Why the Convention matters From principles to binding international law
For most of the past decade, AI governance has consisted of soft-law
instruments: OECD AI Principles (2019), UNESCO Recommendation (2021),
national AI strategies, voluntary corporate commitments. The Council of Europe
Framework Convention is different. It is a binding treaty: states
that sign and ratify it accept international legal obligations on the use of AI by
public authorities, and — where they so decide — by private actors.
The Council of Europe negotiated the Convention over three years, with participation
from its 46 member states and observer states including the US, Canada, Japan, Israel,
Australia, Argentina, Costa Rica, Mexico, Peru, and Uruguay. The Convention is open
to non-Council-of-Europe states, making it a candidate for the first global
framework on AI binding under international law.
The Convention's three foundational pillars — human rights, democracy, and
the rule of law — anchor every operational requirement. Parties commit to
implementing measures protecting these values throughout the AI lifecycle: design,
development, deployment, and decommissioning.
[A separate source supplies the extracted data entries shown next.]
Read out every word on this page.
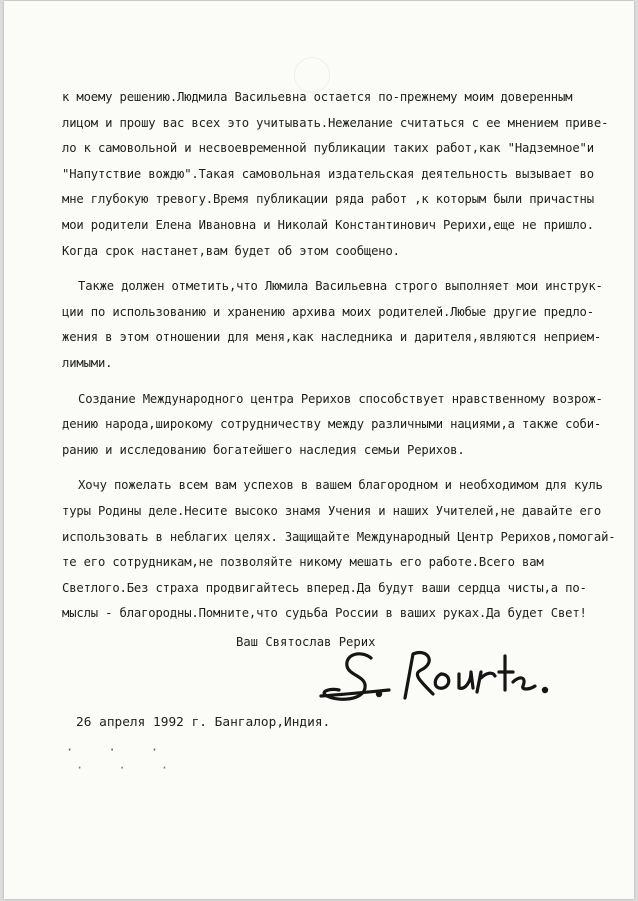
к моему решению.Людмила Васильевна остается по-прежнему моим доверенным
лицом и прошу вас всех это учитывать.Нежелание считаться с ее мнением приве-
ло к самовольной и несвоевременной публикации таких работ,как "Надземное"и
"Напутствие вождю".Такая самовольная издательская деятельность вызывает во
мне глубокую тревогу.Время публикации ряда работ ,к которым были причастны
мои родители Елена Ивановна и Николай Константинович Рерихи,еще не пришло.
Когда срок настанет,вам будет об этом сообщено.
Также должен отметить,что Люмила Васильевна строго выполняет мои инструк-
ции по использованию и хранению архива моих родителей.Любые другие предло-
жения в этом отношении для меня,как наследника и дарителя,являются неприем-
лимыми.
Создание Международного центра Рерихов способствует нравственному возрож-
дению народа,широкому сотрудничеству между различными нациями,а также соби-
ранию и исследованию богатейшего наследия семьи Рерихов.
Хочу пожелать всем вам успехов в вашем благородном и необходимом для куль
туры Родины деле.Несите высоко знамя Учения и наших Учителей,не давайте его
использовать в неблагих целях. Защищайте Международный Центр Рерихов,помогай-
те его сотрудникам,не позволяйте никому мешать его работе.Всего вам
Светлого.Без страха продвигайтесь вперед.Да будут ваши сердца чисты,а по-
мыслы - благородны.Помните,что судьба России в ваших руках.Да будет Свет!
Ваш Святослав Рерих
26 апреля 1992 г. Бангалор,Индия.
· · ·
· · ·
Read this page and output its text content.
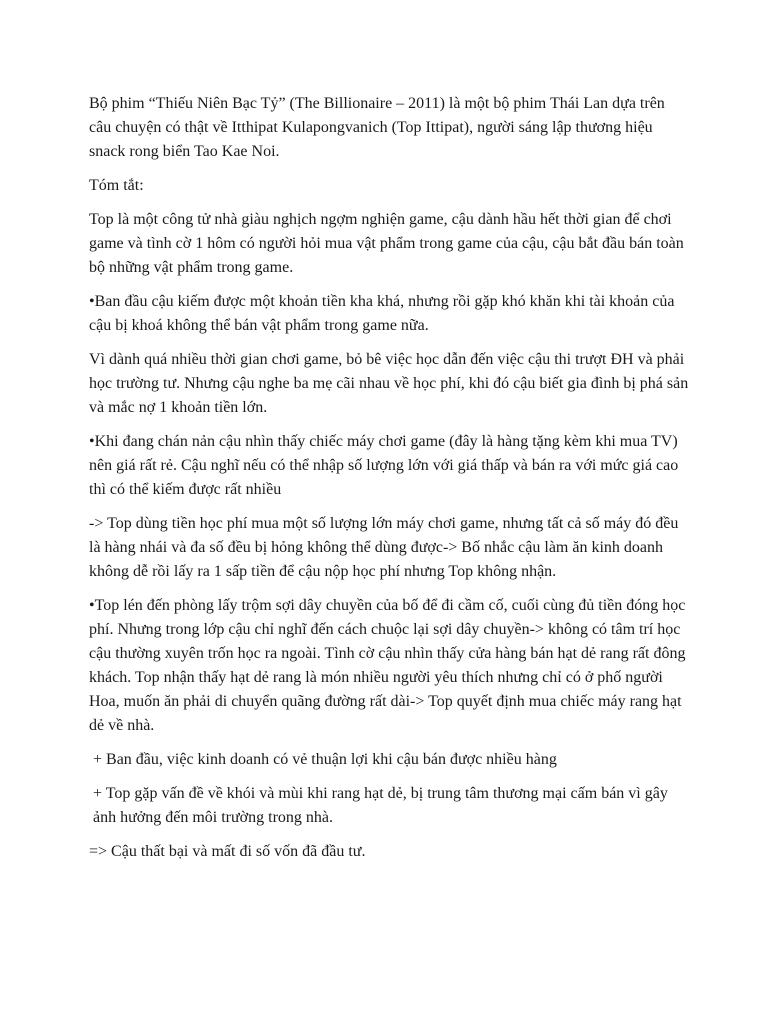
Bộ phim “Thiếu Niên Bạc Tỷ” (The Billionaire – 2011) là một bộ phim Thái Lan dựa trên câu chuyện có thật về Itthipat Kulapongvanich (Top Ittipat), người sáng lập thương hiệu snack rong biển Tao Kae Noi.

Tóm tắt:

Top là một công tử nhà giàu nghịch ngợm nghiện game, cậu dành hầu hết thời gian để chơi game và tình cờ 1 hôm có người hỏi mua vật phẩm trong game của cậu, cậu bắt đầu bán toàn bộ những vật phẩm trong game.

•Ban đầu cậu kiếm được một khoản tiền kha khá, nhưng rồi gặp khó khăn khi tài khoản của cậu bị khoá không thể bán vật phẩm trong game nữa.

Vì dành quá nhiều thời gian chơi game, bỏ bê việc học dẫn đến việc cậu thi trượt ĐH và phải học trường tư. Nhưng cậu nghe ba mẹ cãi nhau về học phí, khi đó cậu biết gia đình bị phá sản và mắc nợ 1 khoản tiền lớn.

•Khi đang chán nản cậu nhìn thấy chiếc máy chơi game (đây là hàng tặng kèm khi mua TV) nên giá rất rẻ. Cậu nghĩ nếu có thể nhập số lượng lớn với giá thấp và bán ra với mức giá cao thì có thể kiếm được rất nhiều

-> Top dùng tiền học phí mua một số lượng lớn máy chơi game, nhưng tất cả số máy đó đều là hàng nhái và đa số đều bị hỏng không thể dùng được-> Bố nhắc cậu làm ăn kinh doanh không dễ rồi lấy ra 1 sấp tiền để cậu nộp học phí nhưng Top không nhận.

•Top lén đến phòng lấy trộm sợi dây chuyền của bố để đi cầm cố, cuối cùng đủ tiền đóng học phí. Nhưng trong lớp cậu chỉ nghĩ đến cách chuộc lại sợi dây chuyền-> không có tâm trí học cậu thường xuyên trốn học ra ngoài. Tình cờ cậu nhìn thấy cửa hàng bán hạt dẻ rang rất đông khách. Top nhận thấy hạt dẻ rang là món nhiều người yêu thích nhưng chỉ có ở phố người Hoa, muốn ăn phải di chuyển quãng đường rất dài-> Top quyết định mua chiếc máy rang hạt dẻ về nhà.

+ Ban đầu, việc kinh doanh có vẻ thuận lợi khi cậu bán được nhiều hàng

+ Top gặp vấn đề về khói và mùi khi rang hạt dẻ, bị trung tâm thương mại cấm bán vì gây ảnh hưởng đến môi trường trong nhà.

=> Cậu thất bại và mất đi số vốn đã đầu tư.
For practitioners, the Convention matters in two practical ways. First, it sets a
baseline that is hard to ignore: as more states ratify, the principles
become incorporated into national law and procurement rules. Second, it
complements the EU AI Act: the Convention provides the human-rights
framing, the AI Act provides the operational detail. Together they form the European
model of AI regulation increasingly cited as a reference outside the EU.